||Since the Industrial Revolution, large quantity of air pollutants are emitted to and accumulated in the atmosphere, which cause the elevated concentrations of greenhouse gases (GHGs) in the atmosphere, resulting in global warming due to greenhouse effect. Such global worming related issues have attracted much attention globally. “The Wetland Conservation Act” of ROC has been legislated in February 2, 2015, showing Taiwan’s emphasis on wetland issues. The decomposition of water pollutants in aerobic and anaerobic environments could release carbon dioxide (CO2), methane (CH4), and nitrous oxide (N2O) from the wetlands to the atmosphere.|
From the fall of 2015 to the summer of 2016, this study in-situ monitored GHGs emitted from the mangrove wetlands and the Da-Tam constructed wetlands, in Dapeng Bay National Scenic Park. This study applied a self-designed floating chamber to collect GHGs through a Teflon tube connected to the top of the chamber, and in-situ monitored GHGs with a continuous monitoring instrument (Teledyne Analytical Instruments, Series 7600) to continuously monitor GHG emissions, estimate its CO2 equivalent (CO2-e) and carbon budget, and investigate the seasonal variation and spatial distribution of GHGs, which assist us to further understand the potential impact of saline wetlands on global warming. Integrating water quality and atmospheric quality data, this study further analyzed the correlation between GHGs and water quality, combined the GHG data and net primary production data to understand the carbon budget of saline constructed wetlands.
This study revealed that the seasonal concentrations of CO2 emitted from saline constructed wetland ranged from 424.9±20.3~476.8±24.2 ppm. Diurnal variation of GHG concentrations showed that GHG concentrations in the daytime were lower than those at night time. CH4 emitted from saline constructed wetlands ranged from 3.7±1.4~28.6±7.6 ppm, while N2O emitted from saline constructed wetlands ranged from 3.1±2.6~0.9±0.6 ppm. Diurnal variation of CH4 and N2O concentrations showed that they were higher in the daytime than those at night time.

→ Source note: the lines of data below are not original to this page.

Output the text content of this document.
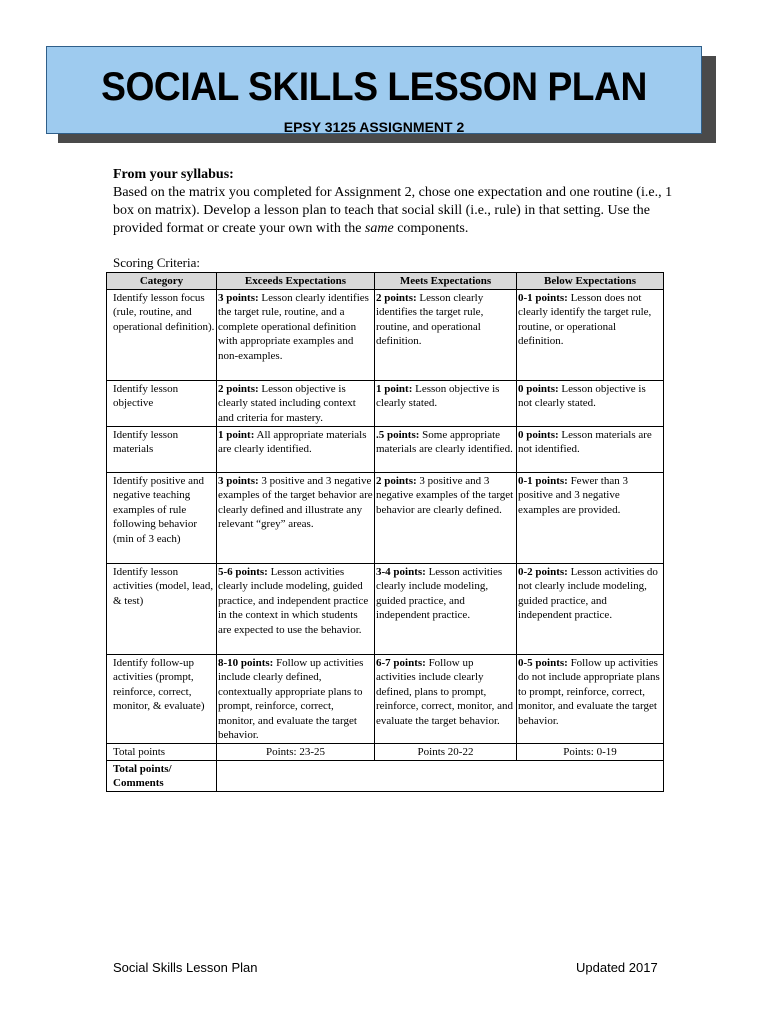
SOCIAL SKILLS LESSON PLAN
EPSY 3125 ASSIGNMENT 2
From your syllabus:
Based on the matrix you completed for Assignment 2, chose one expectation and one routine (i.e., 1 box on matrix). Develop a lesson plan to teach that social skill (i.e., rule) in that setting. Use the provided format or create your own with the same components.
Scoring Criteria:
Category	Exceeds Expectations	Meets Expectations	Below Expectations
Identify lesson focus (rule, routine, and operational definition).	3 points: Lesson clearly identifies the target rule, routine, and a complete operational definition with appropriate examples and non-examples.	2 points: Lesson clearly identifies the target rule, routine, and operational definition.	0-1 points: Lesson does not clearly identify the target rule, routine, or operational definition.
Identify lesson objective	2 points: Lesson objective is clearly stated including context and criteria for mastery.	1 point: Lesson objective is clearly stated.	0 points: Lesson objective is not clearly stated.
Identify lesson materials	1 point: All appropriate materials are clearly identified.	.5 points: Some appropriate materials are clearly identified.	0 points: Lesson materials are not identified.
Identify positive and negative teaching examples of rule following behavior (min of 3 each)	3 points: 3 positive and 3 negative examples of the target behavior are clearly defined and illustrate any relevant “grey” areas.	2 points: 3 positive and 3 negative examples of the target behavior are clearly defined.	0-1 points: Fewer than 3 positive and 3 negative examples are provided.
Identify lesson activities (model, lead, & test)	5-6 points: Lesson activities clearly include modeling, guided practice, and independent practice in the context in which students are expected to use the behavior.	3-4 points: Lesson activities clearly include modeling, guided practice, and independent practice.	0-2 points: Lesson activities do not clearly include modeling, guided practice, and independent practice.
Identify follow-up activities (prompt, reinforce, correct, monitor, & evaluate)	8-10 points: Follow up activities include clearly defined, contextually appropriate plans to prompt, reinforce, correct, monitor, and evaluate the target behavior.	6-7 points: Follow up activities include clearly defined, plans to prompt, reinforce, correct, monitor, and evaluate the target behavior.	0-5 points: Follow up activities do not include appropriate plans to prompt, reinforce, correct, monitor, and evaluate the target behavior.
Total points	Points: 23-25	Points 20-22	Points: 0-19
Total points/ Comments			
Social Skills Lesson Plan	Updated 2017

The CO2 equivalent (CO2-e) emission fluxes at the mangrove and the Da-tam constructed wetlands were further determined. The CO2-e emitted from the mangrove wetland (5409.6 g CO2 m-2 yr-1) was higher than the Da-tam constructed wetland (3470.8 g CO2 m-2 yr-1), mainly due to the fact that the concentrations of N2O emitted from the mangrove wetland were 58% more than those at the Da-tam constructed wetland.
The net primary production and carbon budget of the mangrove wetland were 1987.4 g C m-2 yr-1 and 1923.3 g C m-2 yr-1, respectively, while those of the Da-tam constructed wetland were 1877.7 g C m-2 yr-1 and, 1803.4 g C m-2 yr-1, respectively. Both wetlands were characterized as carbon sink wetlands.
The soil carbon stock showed that soil carbon was mostly distributed in the soil depth of 0~10 cm in the saline wetlands. Soil carbon stocks of the mangrove wetlands was 226.9 tC, while soil carbon stocks of the Da-Tam wetland was 222.5 tC.